A chacun de mes retours chez moi, je me libérais d’un peu de ce superflu. Matériel, mais aussi immatériel, comme ce besoin d’occuper chaque moment libre, d’emplir ma tête d’infos ou de musique, de combler chaque vide, chaque temps, chaque espace, chaque silence.
Le grand saut approchait. Et ce qui me semblait si facile, si évident, devenait plus difficile et incertain. L’enthousiasme devenait questionnements, d’autant plus que mon entourage me transmettait ses inquiétudes. Mais j’avais déjà envoyé – et obtenu – ma demande de mise en disponibilité, j’avais déjà résilié mon bail, fait toutes les démarches administratives, signalé partout et à tous mon départ.
J’étais morte de trouille mais, j’avais un défaut une qualité : j’étais têtue comme une mule. Hors de question de faire marche arrière – même si, en toute honnêteté, j’en avais fortement envie…

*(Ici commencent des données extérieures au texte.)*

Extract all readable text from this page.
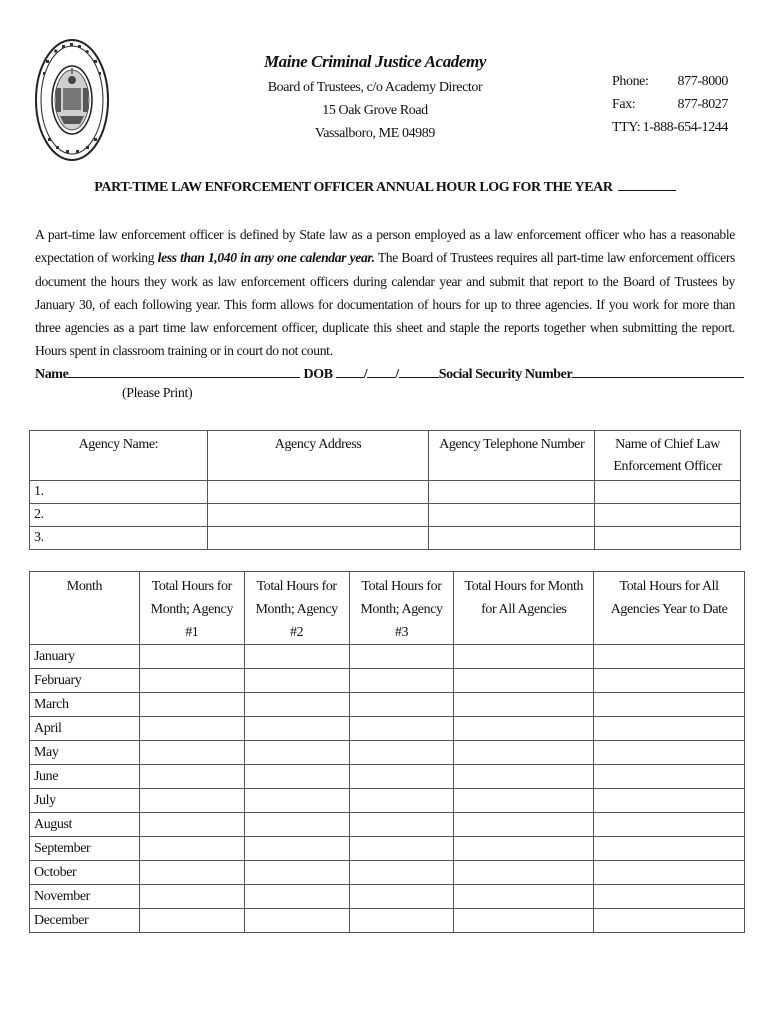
Maine Criminal Justice Academy
Board of Trustees, c/o Academy Director
15 Oak Grove Road
Vassalboro, ME 04989
Phone: 877-8000
Fax:	877-8027
TTY: 1-888-654-1244
PART-TIME LAW ENFORCEMENT OFFICER ANNUAL HOUR LOG FOR THE YEAR
A part-time law enforcement officer is defined by State law as a person employed as a law enforcement officer who has a reasonable expectation of working less than 1,040 in any one calendar year. The Board of Trustees requires all part-time law enforcement officers document the hours they work as law enforcement officers during calendar year and submit that report to the Board of Trustees by January 30, of each following year. This form allows for documentation of hours for up to three agencies. If you work for more than three agencies as a part time law enforcement officer, duplicate this sheet and staple the reports together when submitting the report. Hours spent in classroom training or in court do not count.
Name	DOB / /	Social Security Number
(Please Print)
Agency Name:	Agency Address	Agency Telephone Number	Name of Chief Law Enforcement Officer
1.			
2.			
3.			
Month	Total Hours for Month; Agency #1	Total Hours for Month; Agency #2	Total Hours for Month; Agency #3	Total Hours for Month for All Agencies	Total Hours for All Agencies Year to Date
January					
February					
March					
April					
May					
June					
July					
August					
September					
October					
November					
December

Alors, j’ai continué le tri et le délestage, forte de ce que j’avais commencé à comprendre de mes séjours chez les nomades. J’ai fait le tri, j’ai vendu, j’ai donné, j’ai jeté. (Chuut, faut pas le dire, j’ai aussi quand même laissé quelques affaires chez mes parents, « au cas où »…)
C’est simple : tout ce que j’emportais devait tenir dans ma petite Toyota Starlet qui m’emmenait vers ma nouvelle vie…
Ma valise… Pendant
Le jour du départ, la Starlet était… bourrée ! Du coffre (avec les sièges arrières repliés) au siège avant passager. J’avais pensé rajouter des barres de toit quelques jours avant le départ, mais la voiture n’était pas adaptée pour ça. De toute façon, vu que la moitié des bagages était composée de livres, elle n’aurait jamais tenu le choc sous le poids !
Et oui, même avec la meilleure volonté du monde, pas facile de devenir une vraie nomade en quelques mois… ! Et même si mes choix de vie s’étaient toujours portés sur les expériences et les voyages plutôt que sur l’accumulation de biens.
Le jour du départ, impossible de caser tous les cartons dans la Starlet. Nouveau tri. Rapide. Sans avoir le temps de réellement vérifier ce que contenaient les cartons que je laissais.
Tant pis, il était de toute façon prévu que je revienne voir la famille en France dans un an.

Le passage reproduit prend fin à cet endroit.